L’édition 2018 du Femua, dénommée Femua 11, s’est en effet tenue du 17 au 22 avril 2018 à Abidjan en Côte d’Ivoire. Une 11ème édition qui a connu une décentralisation avec une grande scène pour le programme officiel installée à l’Injs (l’Institut national de la jeunesse et des Sports) de Marcory. «Anoumabo, qui avait l’habitude d’être le site officiel du festival, est en chantier grâce à l’Etat et aux autorités locales. C’est la raison pour laquelle on n’y a installé que la scène des artistes émergents et le Femua kids pour les enfants», a expliqué Asalfo, le Commissaire général du festival et leader du groupe Magic System.
Promotion Soprano
Asalfo dira même plus tard que si le Magic system et le Femua ont connu un succès, ce n’est pas parce qu’ils sont les meilleurs, mais plutôt parce qu’ils sont soutenus. On peut dire sans risque de se tromper que les enfants de Anoumabo ont rendu la monnaie. Puisque le Femua, c’est de la musique et des actions sociales comme la construction d’écoles et de maternités. D’ailleurs, dans le programme officiel de cette édition 2018, il y avait une visite à l’école élémentaire et préscolaire Magic System d’Anoumabo construite il y a six ans. Les élèves qui étaient en classe de CI sont cette année en classe de  Cm2.  Ils ont été baptisés la promotion Soprano du nom de l’artiste chanteur et rappeur français d’origine comorienne basé à Marseille en France. La raison est simple : cet artiste, qui est revenu cette année au Femua, s’était produit pour la première fois sur ce  festival il y a six ans, c’est-à-dire l’année à laquelle l’établissement était ouverte officiellement. Soprano sur la scène de l’Injs, c’était aussi une réelle séduction musicale, le samedi 21 avril. Il y avait aussi Yemi Alade du Nigeria, Dogbegt Gnaore de la Côte d’Ivoire. Le pays du père Houphouët Boigny était aussi représenté par Lucson Padaud avec la musique tradi-moderne et Guy Christ Israël, deux artistes qui ont été époustouflants et qu’on peut considérer comme les meilleures performances de cette Edition. Même si Zeynab et son orchestre ont fait bouger le public avec un répertoire partagé entre le zouk, l’afro et la juju music.

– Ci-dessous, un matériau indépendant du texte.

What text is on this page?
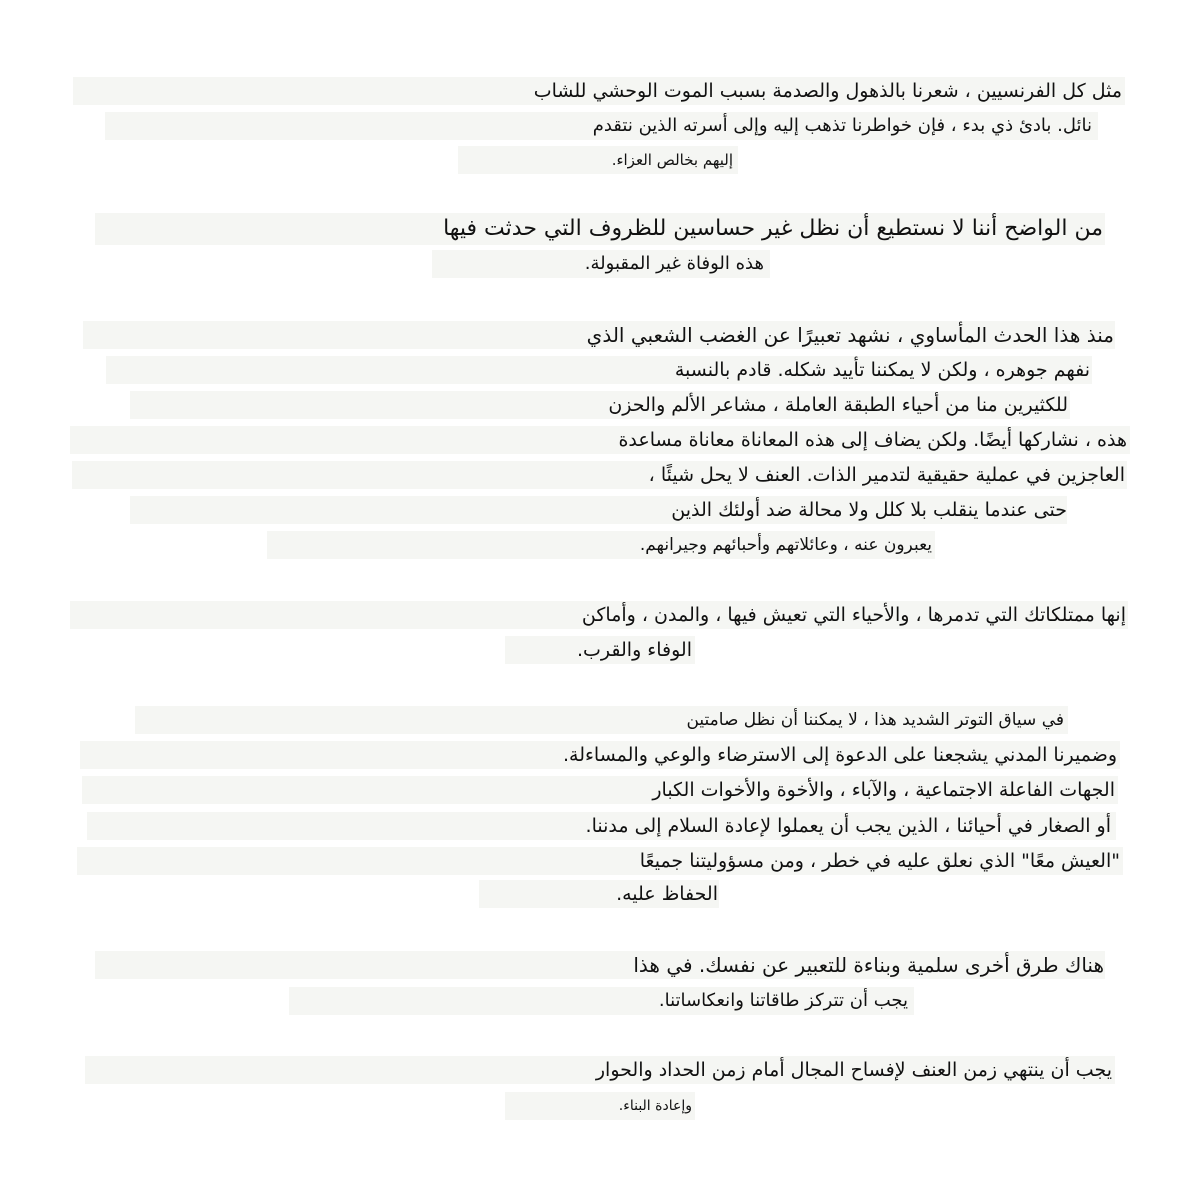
مثل كل الفرنسيين ، شعرنا بالذهول والصدمة بسبب الموت الوحشي للشاب
نائل. بادئ ذي بدء ، فإن خواطرنا تذهب إليه وإلى أسرته الذين نتقدم
إليهم بخالص العزاء.
من الواضح أننا لا نستطيع أن نظل غير حساسين للظروف التي حدثت فيها
هذه الوفاة غير المقبولة.
منذ هذا الحدث المأساوي ، نشهد تعبيرًا عن الغضب الشعبي الذي
نفهم جوهره ، ولكن لا يمكننا تأييد شكله. قادم بالنسبة
للكثيرين منا من أحياء الطبقة العاملة ، مشاعر الألم والحزن
هذه ، نشاركها أيضًا. ولكن يضاف إلى هذه المعاناة معاناة مساعدة
العاجزين في عملية حقيقية لتدمير الذات. العنف لا يحل شيئًا ،
حتى عندما ينقلب بلا كلل ولا محالة ضد أولئك الذين
يعبرون عنه ، وعائلاتهم وأحبائهم وجيرانهم.
إنها ممتلكاتك التي تدمرها ، والأحياء التي تعيش فيها ، والمدن ، وأماكن
الوفاء والقرب.
في سياق التوتر الشديد هذا ، لا يمكننا أن نظل صامتين
وضميرنا المدني يشجعنا على الدعوة إلى الاسترضاء والوعي والمساءلة.
الجهات الفاعلة الاجتماعية ، والآباء ، والأخوة والأخوات الكبار
أو الصغار في أحيائنا ، الذين يجب أن يعملوا لإعادة السلام إلى مدننا.
"العيش معًا" الذي نعلق عليه في خطر ، ومن مسؤوليتنا جميعًا
الحفاظ عليه.
هناك طرق أخرى سلمية وبناءة للتعبير عن نفسك. في هذا
يجب أن تتركز طاقاتنا وانعكاساتنا.
يجب أن ينتهي زمن العنف لإفساح المجال أمام زمن الحداد والحوار
وإعادة البناء.
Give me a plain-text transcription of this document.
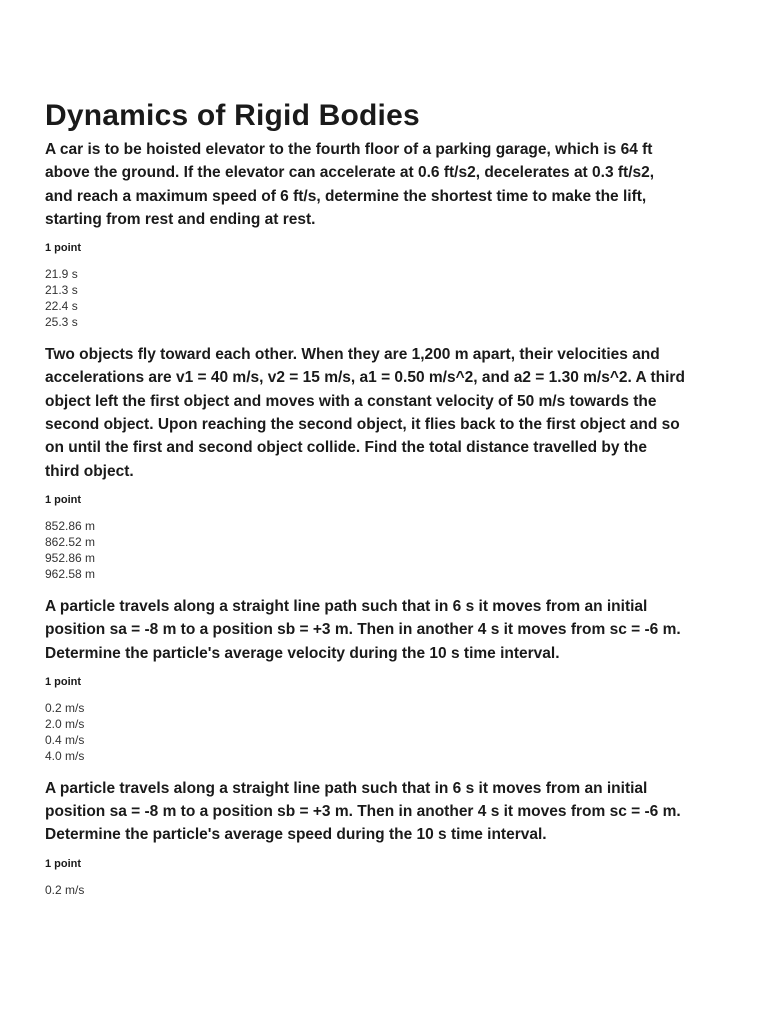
Dynamics of Rigid Bodies

A car is to be hoisted elevator to the fourth floor of a parking garage, which is 64 ft above the ground. If the elevator can accelerate at 0.6 ft/s2, decelerates at 0.3 ft/s2, and reach a maximum speed of 6 ft/s, determine the shortest time to make the lift, starting from rest and ending at rest.

1 point
21.9 s
21.3 s
22.4 s
25.3 s

Two objects fly toward each other. When they are 1,200 m apart, their velocities and accelerations are v1 = 40 m/s, v2 = 15 m/s, a1 = 0.50 m/s^2, and a2 = 1.30 m/s^2. A third object left the first object and moves with a constant velocity of 50 m/s towards the second object. Upon reaching the second object, it flies back to the first object and so on until the first and second object collide. Find the total distance travelled by the third object.

1 point
852.86 m
862.52 m
952.86 m
962.58 m

A particle travels along a straight line path such that in 6 s it moves from an initial position sa = -8 m to a position sb = +3 m. Then in another 4 s it moves from sc = -6 m. Determine the particle's average velocity during the 10 s time interval.

1 point
0.2 m/s
2.0 m/s
0.4 m/s
4.0 m/s

A particle travels along a straight line path such that in 6 s it moves from an initial position sa = -8 m to a position sb = +3 m. Then in another 4 s it moves from sc = -6 m. Determine the particle's average speed during the 10 s time interval.

1 point
0.2 m/s
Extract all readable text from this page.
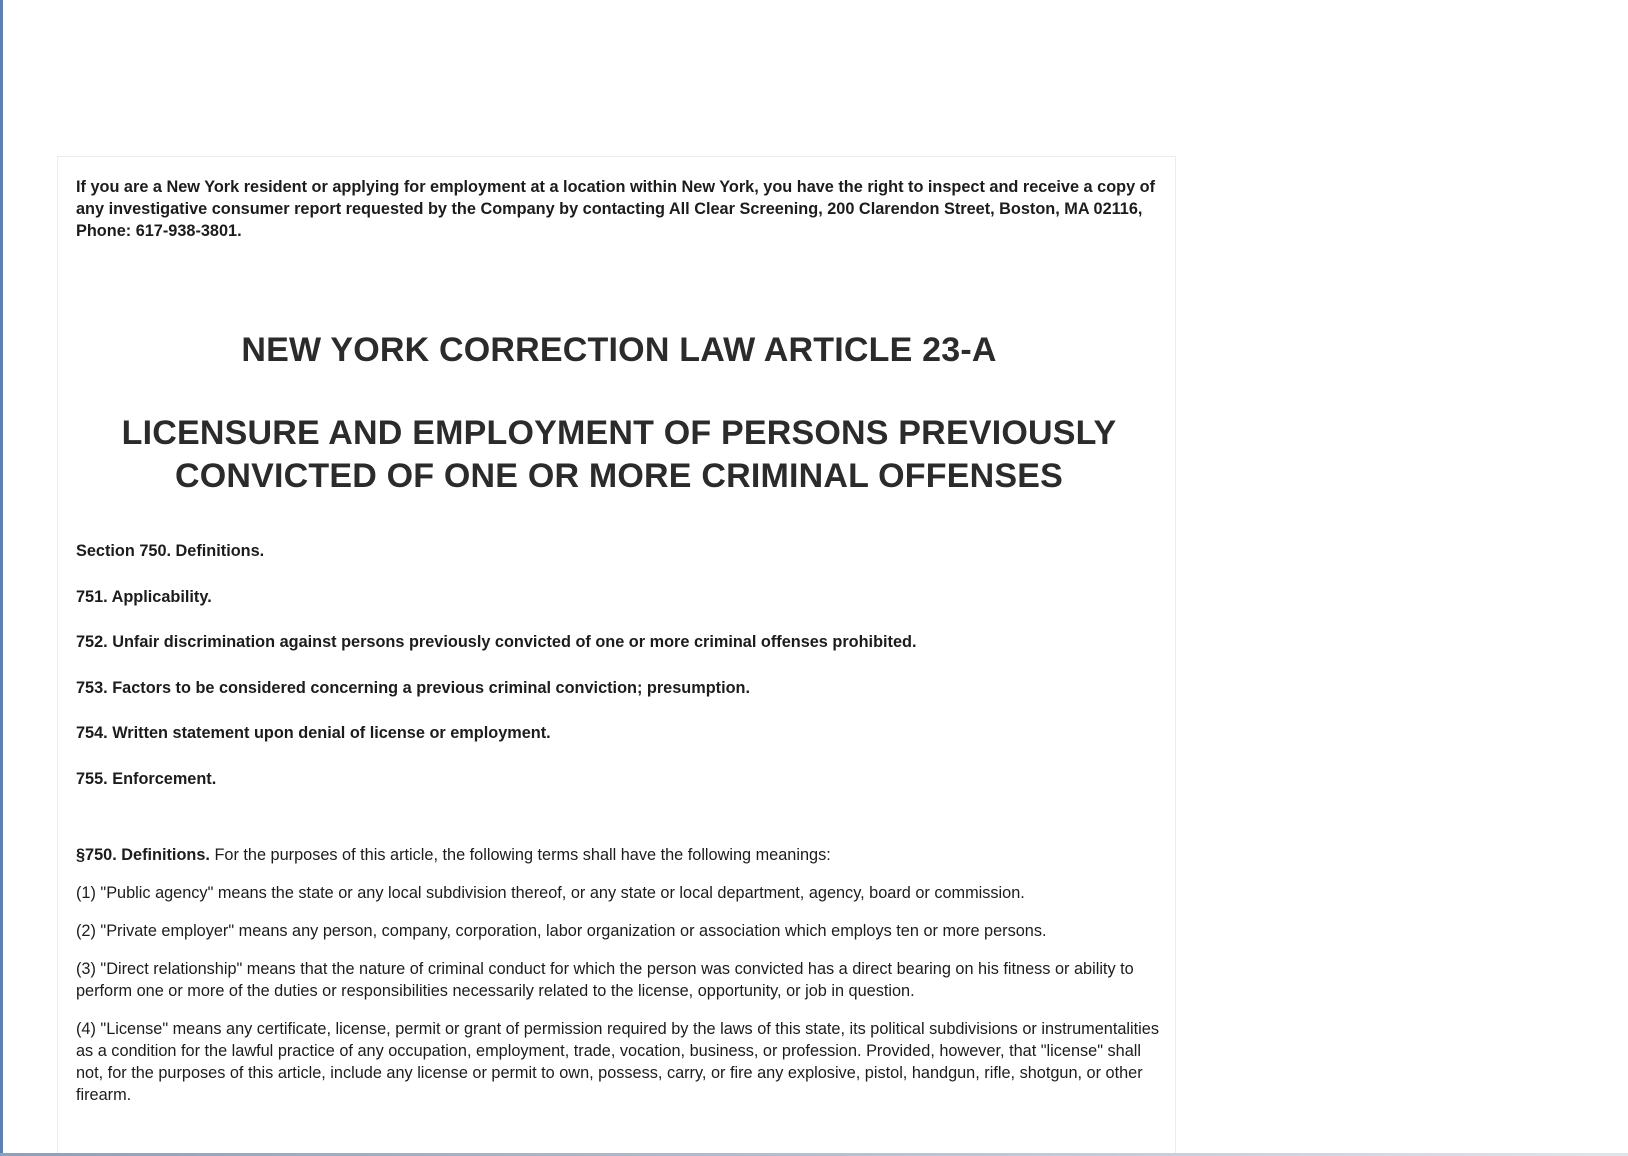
If you are a New York resident or applying for employment at a location within New York, you have the right to inspect and receive a copy of any investigative consumer report requested by the Company by contacting All Clear Screening, 200 Clarendon Street, Boston, MA 02116, Phone: 617-938-3801.

NEW YORK CORRECTION LAW ARTICLE 23-A
LICENSURE AND EMPLOYMENT OF PERSONS PREVIOUSLY CONVICTED OF ONE OR MORE CRIMINAL OFFENSES

Section 750. Definitions.

751. Applicability.

752. Unfair discrimination against persons previously convicted of one or more criminal offenses prohibited.

753. Factors to be considered concerning a previous criminal conviction; presumption.

754. Written statement upon denial of license or employment.

755. Enforcement.

§750. Definitions. For the purposes of this article, the following terms shall have the following meanings:
(1) "Public agency" means the state or any local subdivision thereof, or any state or local department, agency, board or commission.
(2) "Private employer" means any person, company, corporation, labor organization or association which employs ten or more persons.
(3) "Direct relationship" means that the nature of criminal conduct for which the person was convicted has a direct bearing on his fitness or ability to perform one or more of the duties or responsibilities necessarily related to the license, opportunity, or job in question.
(4) "License" means any certificate, license, permit or grant of permission required by the laws of this state, its political subdivisions or instrumentalities as a condition for the lawful practice of any occupation, employment, trade, vocation, business, or profession. Provided, however, that "license" shall not, for the purposes of this article, include any license or permit to own, possess, carry, or fire any explosive, pistol, handgun, rifle, shotgun, or other firearm.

Le temps fort de cette soirée du 21 avril restera à jamais l’hommage rendu à Lokoua Kanza qui fêtait ce jour ses 60 ans. Il y avait sur scène tous les membres du Magic System, les artistes du festival, les jeunes talents qu’il a lui-même encadrés dans l’émission télévisuelle The Voice, qui ont interprété ses chansons avant de lui laisser le soin de rendre, à son tour, un hommage à Papa Wemba.
Le Femua 11, qui avait pour thème Jeunesse africaine et émigration clandestine, a mis encore une fois l’accent sur les conférences pour jeunes intitulées «Carrefour jeunesse» et abritées par l’Injs où se tenait aussi les ateliers Sacem, de très grands moments d’échanges entre les professionnels de la musique du continent et d’ailleurs.